Para que o C++ converse com o Android sem lentidão, usamos o JNI e DirectBuffers. Isso permite que o C++ manipule a memória do Bitmap do Android diretamente, sem criar cópias desnecessárias.

AsyncFunction("processImageBase64") { base64String: String ->
  // ... decodificação do bitmap

  // Aloca um DirectBuffer para acesso direto do C++
  val byteBuffer = ByteBuffer.allocateDirect(mutableBitmap.byteCount)
  mutableBitmap.copyPixelsToBuffer(byteBuffer)

  // Chama o kernel C++ otimizado
  nativeProcessImage(byteBuffer, mutableBitmap.byteCount)

  // ... retorna para o JS
}
Enter fullscreen mode Exit fullscreen mode

Resultados e Benchmarks

O benchmark mede o tempo de processamento bruto de um buffer de 8MB (equivalente a uma imagem 2K em RGBA). Isso isola a performance do algoritmo, ignorando custos de decodificação de arquivos ou renderização na tela.

Nos testes realizados em um dispositivo intermediário:

  • JS Puro (Hermes): ~320ms (estável entre 321ms e 326ms nas execuções seguintes)
  • C++ Nativo (Escalar): ~4ms (caindo para 2ms após o warm-up)
  • C++ Nativo (SIMD): ~2ms (caindo para 1ms após o warm-up)

O Fenômeno do "Warm-up": Por que a segunda vez é mais rápida?

Se você rodar o benchmark no app, notará algo curioso: a primeira execução é sempre mais lenta que as seguintes. Por exemplo, o C++ Escalar pode começar em 4ms e cair para 2ms, enquanto o SIMD cai de 2ms para 1ms.

Isso acontece por três motivos técnicos:

  1. CPU Frequency Scaling: Para economizar bateria, o Android mantém a CPU em "repouso". Quando o código pesado começa, o sistema leva alguns milissegundos para subir a frequência do processador ao máximo.
  2. CPU Cache: Na primeira vez, os dados saem da RAM (lenta). Nas execuções seguintes, os pixels já estão no Cache L1/L2 do processador, que é ordens de grandeza mais rápido.
  3. Branch Prediction: O processador "aprende" o padrão dos seus ifs. Após a primeira volta, ele já sabe prever quais pixels serão transparentes, evitando pausas no fluxo de execução (pipeline stalls).

Isso prova que:

  1. Mover para o Nativo já elimina o overhead do Garbage Collector e do motor JS, sendo 80x a 160x mais rápido que o Hermes.
  2. Usar SIMD extrai o máximo de poder do hardware, dobrando a performance do C++ comum ao processar dados em paralelo no nível do silício.

Conclusão

O React Native, através do ecossistema Expo, evoluiu para uma plataforma onde o limite não é mais o JavaScript.
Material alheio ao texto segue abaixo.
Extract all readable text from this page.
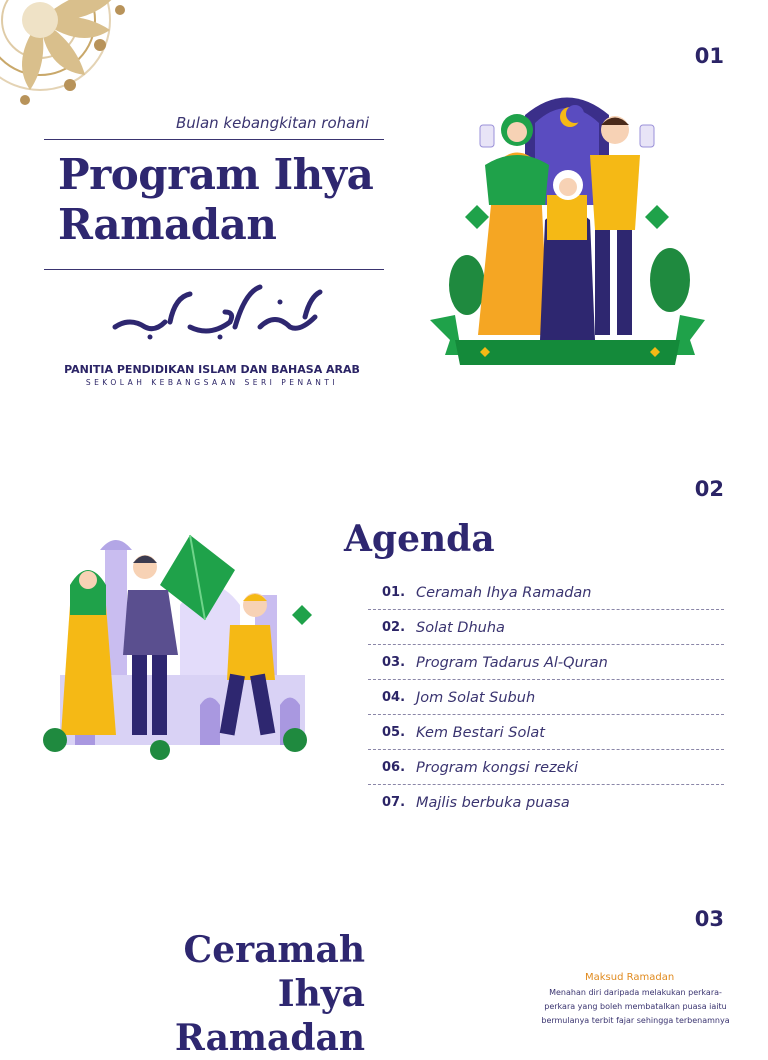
01
Bulan kebangkitan rohani
Program Ihya
Ramadan
PANITIA PENDIDIKAN ISLAM DAN BAHASA ARAB
SEKOLAH KEBANGSAAN SERI PENANTI
02
Agenda
01. Ceramah Ihya Ramadan
02. Solat Dhuha
03. Program Tadarus Al-Quran
04. Jom Solat Subuh
05. Kem Bestari Solat
06. Program kongsi rezeki
07. Majlis berbuka puasa
03
Ceramah Ihya
Ramadan
Maksud Ramadan
Menahan diri daripada melakukan perkara-perkara yang boleh membatalkan puasa iaitu bermulanya terbit fajar sehingga terbenamnya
Se você precisa de performance extrema, não tenha medo de descer para o C++. O Expo Modules SDK torna essa ponte (ou melhor, esse JSI) muito mais simples de implementar.

O código completo deste projeto está disponível no GitHub: mensonones/ExpoChromaApp


A Arquitetura e Estrutura do Módulo

Para este projeto, criei um Expo Module local localizado em modules/expo-chroma/. Esta é a estrutura recomendada para manter o código nativo organizado:

  • cpp/: Contém o núcleo em C++ com os kernels SIMD.
  • android/ e ios/: Implementações nativas que expõem o C++ para cada plataforma via JNI/Swift.
  • src/: A camada TypeScript que define a API consumida pelo React Native.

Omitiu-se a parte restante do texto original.